Ce mois-ci, l’assemblée législative de l’Ontario a voulu empêcher 55 000 travailleurs de l’éducation d’utiliser leur liberté de faire la grève en adoptant une loi assortie de la clause dérogatoire de la Charte canadienne des droits et libertés, ce qui mettait la loi à l’abri des tribunaux.
Par Michel LAGACÉ
Soulignons que la Charte ne protège pas le droit de grève comme tel. Il découle plutôt d’une décision de la Cour suprême de 2015 qui a élargi l’article de la Charte qui protège la liberté d’association pour y inscrire le droit de grève. Il s’agit d’une des libertés que la clause dérogatoire permet d’ignorer (1).

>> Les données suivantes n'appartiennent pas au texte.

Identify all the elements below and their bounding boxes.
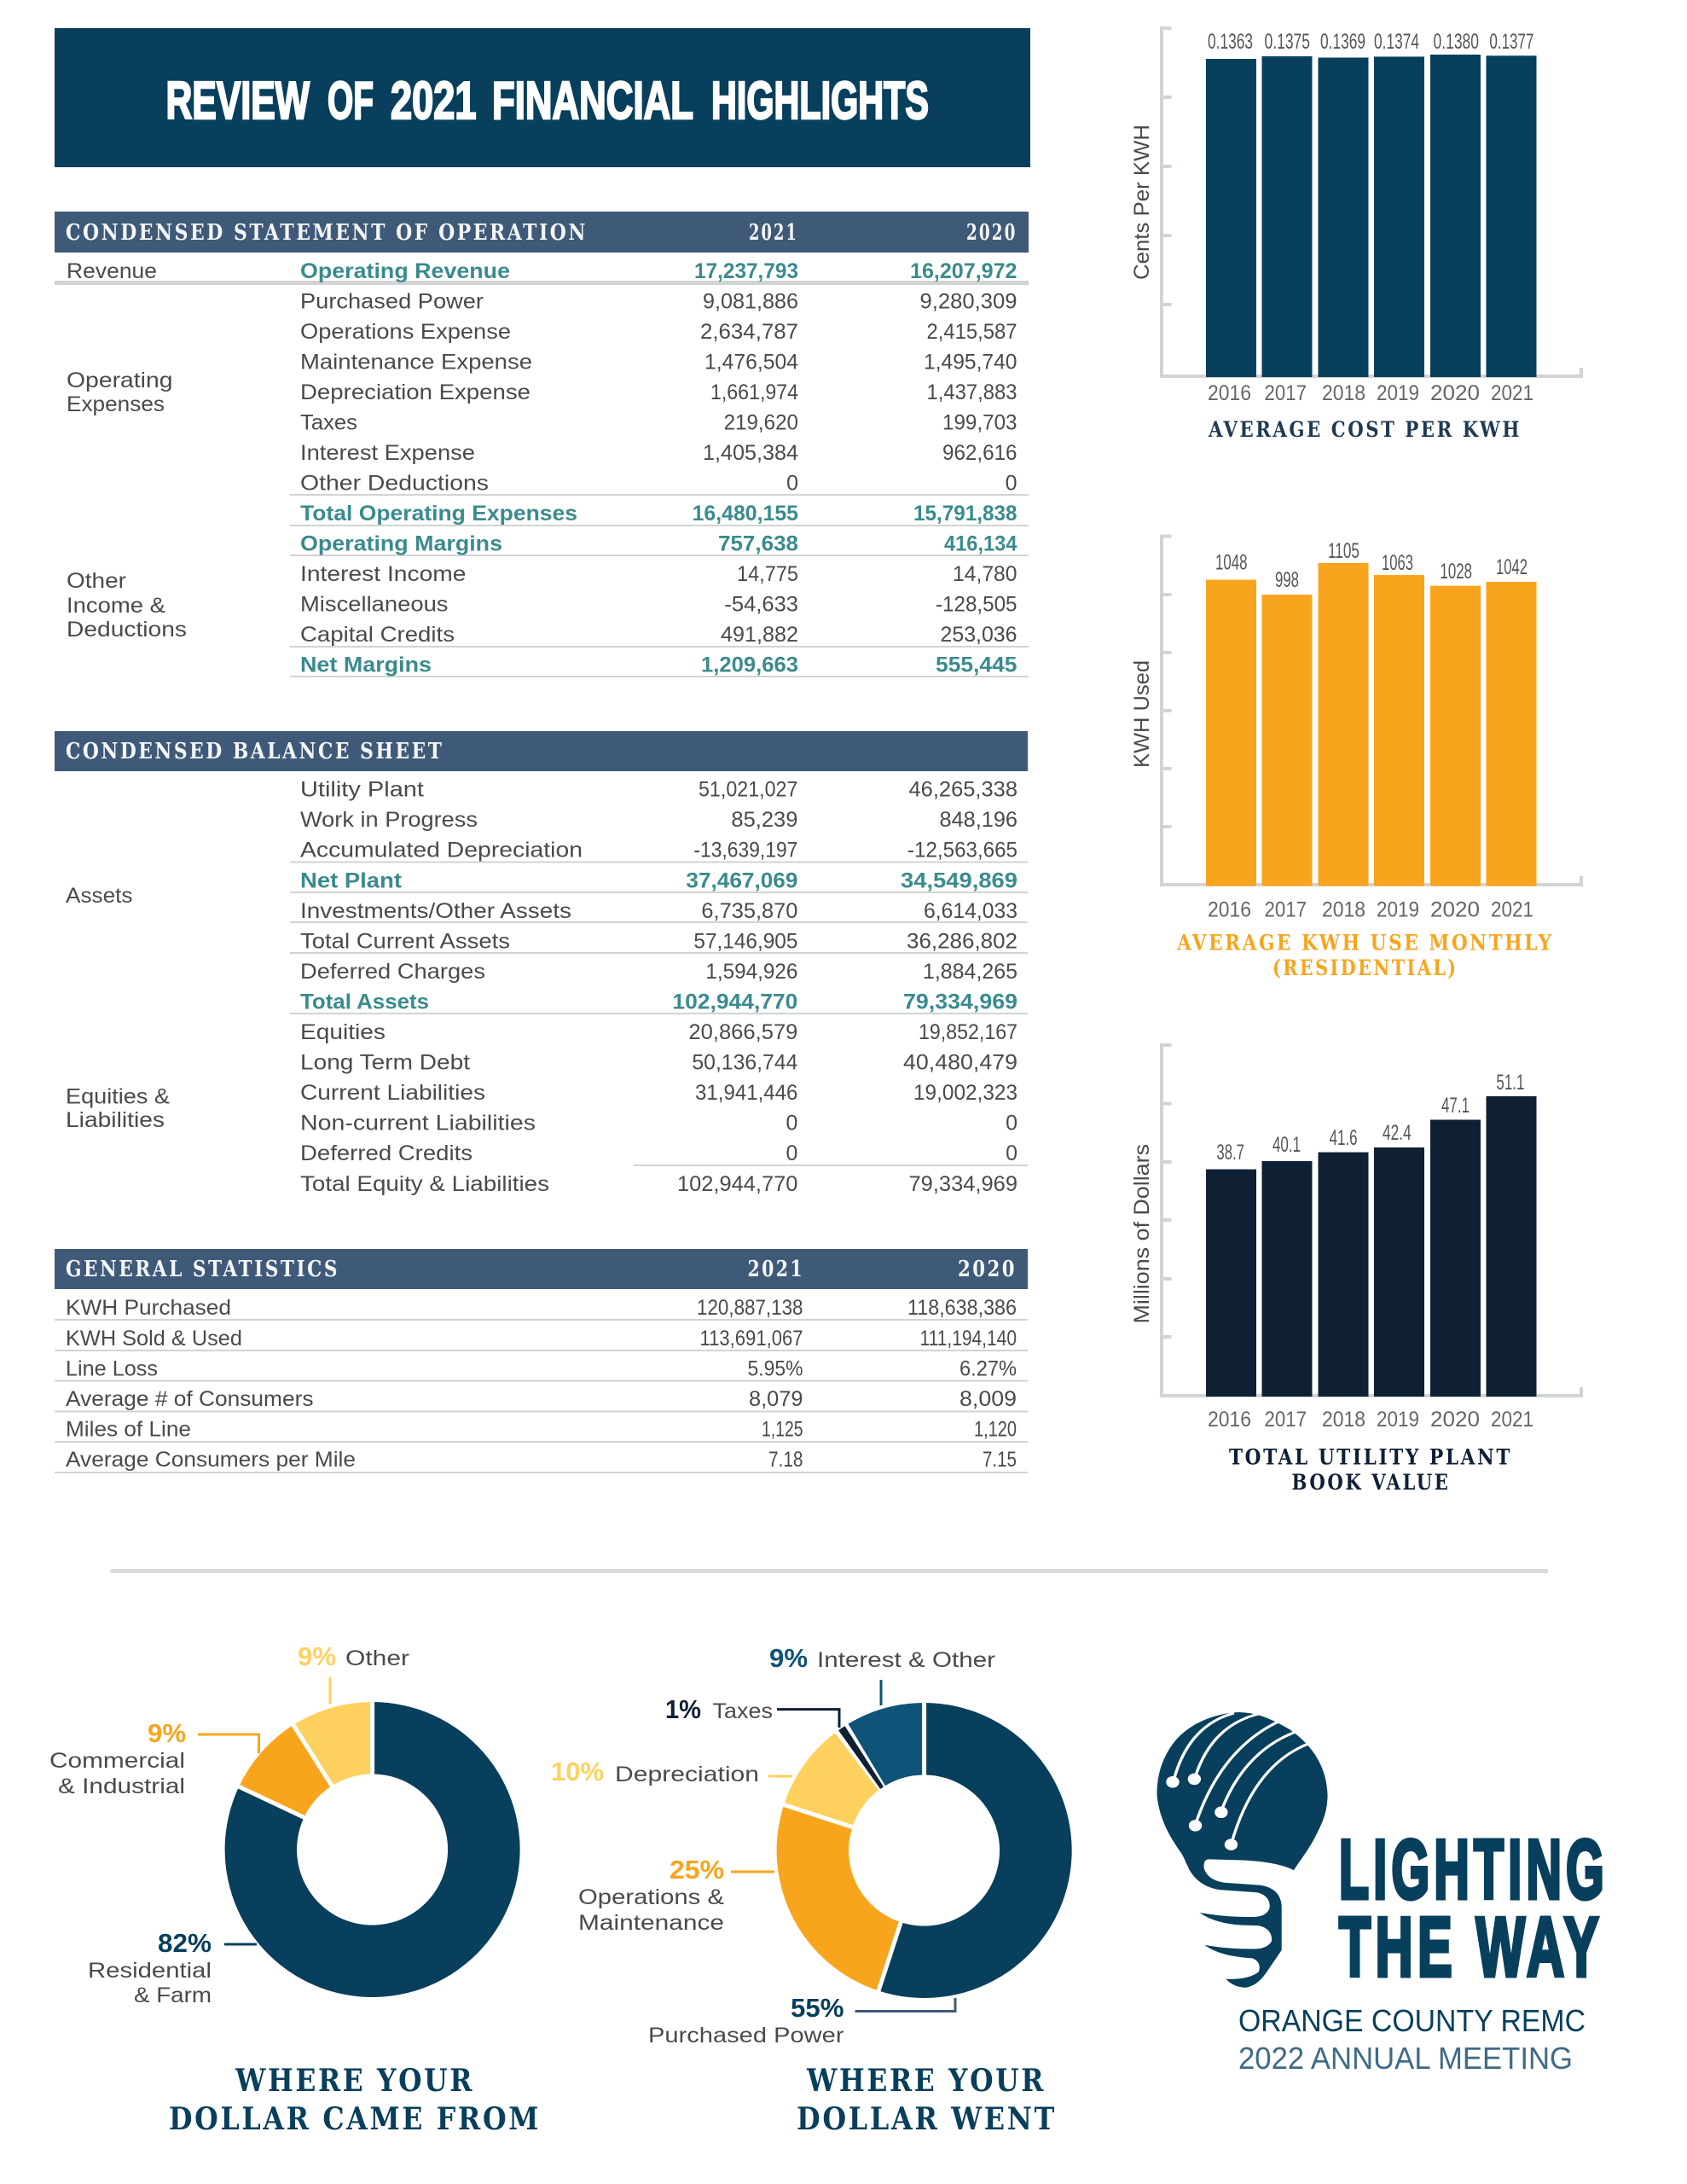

Le mouvement syndical, voyant un précédent qui pourrait éviscérer le pouvoir de négociation de tous les syndicats du secteur public, s’est vivement opposé à la loi ontarienne. Et un large courant de parents, conscients que les syndiqués les moins bien payés rendaient d’importants services à leurs enfants dans les écoles, ont globalement appuyé les travailleurs. Face à cette forte opposition, le gouvernement de Doug Ford a retiré sa loi.
Au Québec, par contre, l’utilisation préventive de la clause dérogatoire lors de l’adoption en 2019 de la loi 21 sur la laïcité et, en 2022, de la loi 96 sur la langue officielle et commune du Québec, a reçu un très large appui de la population, malgré les critiques qui en ont été faites. Le gouvernement de François Legault n’a pas eu à reculer.
Voulue pour protéger les minorités contre les abus de la majorité, la Charte ne peut pas assurer nos droits, autrement dit nos libertés, si les gouvernements utilisent la clause dérogatoire quand bon leur semble. Fruit d’un compromis avec les premiers ministres qui favorisaient la primauté du politique sur le juridique, elle est maintenant utilisée avant même que les tribunaux ne se soient prononcés sur la validité d’une loi.
Le gouvernement de l’Ontario a retiré sa loi non pas pour respecter la Charte mais bien pour calmer l’opinion publique. Au Québec, le gouvernement n’est pas revenu sur sa décision d’utiliser la clause dérogatoire justement parce qu’un large segment de la population l’appuyait.
Dans ces deux cas, l’opinion publique, et non pas la Charte, a été déterminante. Si la dérive se poursuit, nous risquons de perdre de vue l’État de droit que la Charte est censée consolider pour que nos libertés ne soient pas soumises à la loi du plus fort, c’est-à-dire à l’arbitraire de la majorité.
(1) Parmi les droits que les législatures ne peuvent pas ignorer se trouvent les droits démocratiques comme le droit de vote, et les garanties juridiques comme la protection contre la détention ou l’emprisonnement arbitraires.